Sunday, October 10, 2010

The Proposition by Judith Ivory *****

I read this book about 2 years ago, and wrote the following review. I recently got the audio with narrator Steven Crossley, who was superb! Audio notes, such as they were, at the end:


Ah, I'm in love! With this book! It was soooo wonderful and fun, and, hmmmm, it reminded me in many ways of Ms. Ivory's other book, The Indiscretion, which I also loved. In fact, since I listened to the marvelous Barbara Rosenblat read The Indiscretion, I kept hearing her in my head for this book as well. What fun!

The premise is similar but not the same in the 2 books. In this book, there's both a Pygmalion (think My Fair Lady) element and a Cinderella element, with both the hero and the heroine cast in the role of Cinderella.

Our heroine, almost 6-feet-tall Edwina, is an orphan and a spinster. When her father died, when she was 17, he left no male issue so his title (Marquis, I believe) went to a second cousin, Xavier. Xavier was a mean old bastard who pretty much threw Edwina out, although she did manage to keep a place to live. She supports herself as, of all things, a linguist, mostly by teaching young women how to behave and speak for their coming-out into the bon ton. She's a little gawky, and bookish, and thin, and thinks of herself as all that and less. She really suffers from a lack of self-esteem.

Mick first sees only Edwina's legs, from a prone position in a women's shop, where he is doing his job - ratcatcher.

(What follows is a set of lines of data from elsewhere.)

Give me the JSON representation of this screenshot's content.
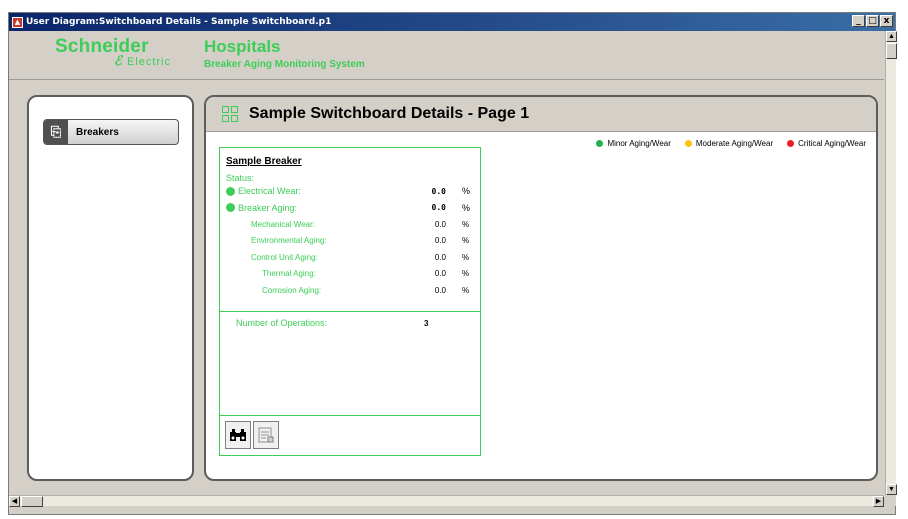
{
  "window": {
    "title": "User Diagram:Switchboard Details - Sample Switchboard.p1",
    "buttons": [
      "_",
      "□",
      "x"
    ]
  },
  "header": {
    "logo_main": "Schneider",
    "logo_sub": "Electric",
    "title": "Hospitals",
    "subtitle": "Breaker Aging Monitoring System"
  },
  "sidebar": {
    "items": [
      {
        "label": "Breakers",
        "icon": "breaker-icon"
      }
    ]
  },
  "main": {
    "title": "Sample Switchboard Details - Page 1",
    "legend": [
      {
        "label": "Minor Aging/Wear",
        "color": "#22b14c"
      },
      {
        "label": "Moderate Aging/Wear",
        "color": "#ffc20e"
      },
      {
        "label": "Critical Aging/Wear",
        "color": "#ed1c24"
      }
    ],
    "card": {
      "name": "Sample Breaker",
      "status_label": "Status:",
      "rows": [
        {
          "label": "Electrical Wear:",
          "value": "0.0",
          "unit": "%"
        },
        {
          "label": "Breaker Aging:",
          "value": "0.0",
          "unit": "%"
        },
        {
          "label": "Mechanical Wear:",
          "value": "0.0",
          "unit": "%"
        },
        {
          "label": "Environmental Aging:",
          "value": "0.0",
          "unit": "%"
        },
        {
          "label": "Control Unit Aging:",
          "value": "0.0",
          "unit": "%"
        },
        {
          "label": "Thermal Aging:",
          "value": "0.0",
          "unit": "%"
        },
        {
          "label": "Corrosion Aging:",
          "value": "0.0",
          "unit": "%"
        }
      ],
      "operations_label": "Number of Operations:",
      "operations_value": "3",
      "tools": [
        "binoculars-icon",
        "details-icon"
      ]
    }
  },
  "colors": {
    "brand_green": "#3dcd58",
    "title_bar": "#0a246a"
  }
}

He can see under the screen where she is changing, and he's entranced. Later, through a little mixup, he is chased into the tea room next door where the folks chasing him manage to completely trash the place, chasing after him and his rat-catching ferret. A pair of twin brothers step in to save the day - although no one can understand Mick because of his thick Cockney/Cornish accent (which intrigues Edwina), the brothers decide Mick would make an excellent bet - can he, or can he not, become a proper gentleman under Edwina's tutelage? They pay off the tea room owner and the folks chasing Mick, and proceed to make The Proposition: They will pay Mick 120 pounds, all of Edwina's expenses, and buy him clothes if she can take him to the Uelle Ball in 6 weeks and pass him off as a viscount.

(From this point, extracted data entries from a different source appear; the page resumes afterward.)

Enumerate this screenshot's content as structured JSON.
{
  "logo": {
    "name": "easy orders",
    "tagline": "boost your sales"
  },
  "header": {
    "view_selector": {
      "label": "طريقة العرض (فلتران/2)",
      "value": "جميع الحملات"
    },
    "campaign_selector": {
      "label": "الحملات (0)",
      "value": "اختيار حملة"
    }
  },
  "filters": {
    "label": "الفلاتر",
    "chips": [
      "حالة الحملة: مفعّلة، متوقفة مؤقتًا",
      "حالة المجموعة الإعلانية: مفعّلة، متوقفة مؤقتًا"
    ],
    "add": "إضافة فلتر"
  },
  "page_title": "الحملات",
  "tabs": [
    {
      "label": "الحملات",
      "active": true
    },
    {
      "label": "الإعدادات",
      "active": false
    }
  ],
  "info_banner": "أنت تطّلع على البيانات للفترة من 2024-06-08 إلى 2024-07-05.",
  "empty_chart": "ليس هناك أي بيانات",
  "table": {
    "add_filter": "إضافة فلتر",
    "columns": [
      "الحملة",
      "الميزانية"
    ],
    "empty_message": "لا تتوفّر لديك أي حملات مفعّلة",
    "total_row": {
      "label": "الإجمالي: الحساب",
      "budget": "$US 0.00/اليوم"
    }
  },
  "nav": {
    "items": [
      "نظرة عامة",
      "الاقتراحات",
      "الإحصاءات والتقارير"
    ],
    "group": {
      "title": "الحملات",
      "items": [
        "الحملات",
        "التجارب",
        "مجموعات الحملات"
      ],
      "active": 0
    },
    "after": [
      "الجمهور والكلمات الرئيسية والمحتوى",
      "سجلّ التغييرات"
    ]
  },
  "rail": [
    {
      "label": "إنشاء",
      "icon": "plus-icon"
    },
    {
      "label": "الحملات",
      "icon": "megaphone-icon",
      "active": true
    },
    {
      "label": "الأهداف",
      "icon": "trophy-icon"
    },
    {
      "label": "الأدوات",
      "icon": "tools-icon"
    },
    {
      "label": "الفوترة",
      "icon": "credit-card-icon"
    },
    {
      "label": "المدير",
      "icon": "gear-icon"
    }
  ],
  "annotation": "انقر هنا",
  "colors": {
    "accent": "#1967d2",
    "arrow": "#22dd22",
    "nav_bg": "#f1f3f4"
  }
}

And wouldn't you know, the fanciest ball around, the most coveted, and it's given by mean ol' cousin Xavier too?

Of course, Edwina is interested. Mick is, well, maybe interested. So they bite - and Mick moves into Edwina's home so they can spend 12 hours a day getting him polished. He brings along his helpers - his faitherful rat terrier Magic, who is truly a Notable Pet, Freddie the aging ferret, and his other dogs and ferrets that he needs to run his ratcatching business.

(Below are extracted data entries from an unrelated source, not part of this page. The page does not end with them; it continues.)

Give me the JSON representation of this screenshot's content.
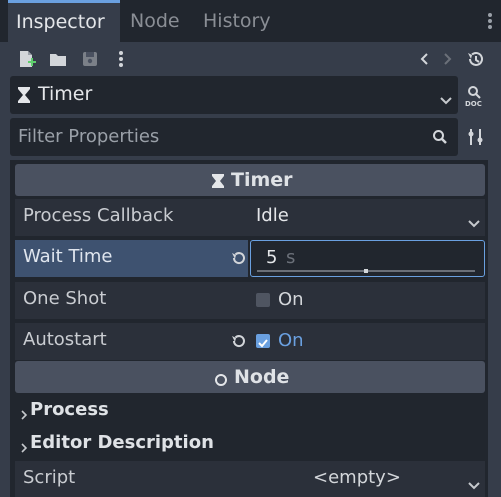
{
  "tabs": [
    {
      "label": "Inspector"
    },
    {
      "label": "Node"
    },
    {
      "label": "History"
    }
  ],
  "object_selector": {
    "label": "Timer"
  },
  "filter": {
    "placeholder": "Filter Properties"
  },
  "sections": {
    "timer": {
      "title": "Timer"
    },
    "node": {
      "title": "Node"
    }
  },
  "properties": {
    "process_callback": {
      "label": "Process Callback",
      "value": "Idle"
    },
    "wait_time": {
      "label": "Wait Time",
      "value": "5",
      "unit": "s",
      "slider_fraction": 0.5
    },
    "one_shot": {
      "label": "One Shot",
      "value": "On",
      "checked": false
    },
    "autostart": {
      "label": "Autostart",
      "value": "On",
      "checked": true
    }
  },
  "groups": {
    "process": "Process",
    "editor_description": "Editor Description"
  },
  "script": {
    "label": "Script",
    "value": "<empty>"
  },
  "colors": {
    "accent": "#6aa0e0",
    "highlight_row": "#3e5270"
  }
}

Over the course of the 6 weeks, Ivory paints a delightful tale of Mick and Winnie (his pet name for her) as their relationship morphs from teacher and student to friends to his teaching her... Well, it's truly marvelous as they both grow and change into their new roles as more than friends. At one point, Mick takes Winnie to his side of town where they dance for hours in a pub and she truly learns to let down her hair and enjoy life.

Meanwhile, there's a question of the true identity of the twin brothers who started the whole thing, and the real reason behind The Proposition.

And also meanwhile, there's the underlying problem of Mick falling in love with Winnie but realizing he isn't her station, and will never be. Winnie suffers from the same problem - she is fast falling in love with the handsome ratcatcher, but she's not even sure she recognizes this new person, Michael, that she is creating.

When they finally, finally make it to the ball.....

Ya gotta just read it to find out. Right there at the end is a dash of suspense and intrigue and I sat at the edge of my seat wondering, wondering. Then there's a nice long and satisfying epilogue with a very funny ending. I loved it!

5 stars!

So, as I've said before, there's only one thing better than a favorite book - it's a favorite book read by a fabulous narrator! Steven Crossley did such a marvelous job with Mick's and Winnie's voices - he used the tone of the character in the narration from his or her POV - he has a wonderful way of using pauses to great effect (see my review of Mackenzie's Mountain new narrator, who just sort of barreled through without pausing). I love the story so much, and loved his voice and his narration! 10 stars!


Cindy W said...

I'm looking forward to this one. Did you listen to it or read?

aunt rowena said...

I read it - I see there's an audio cassette available but if it's not on, I'm outta luck. No cassette-to-ipod converter.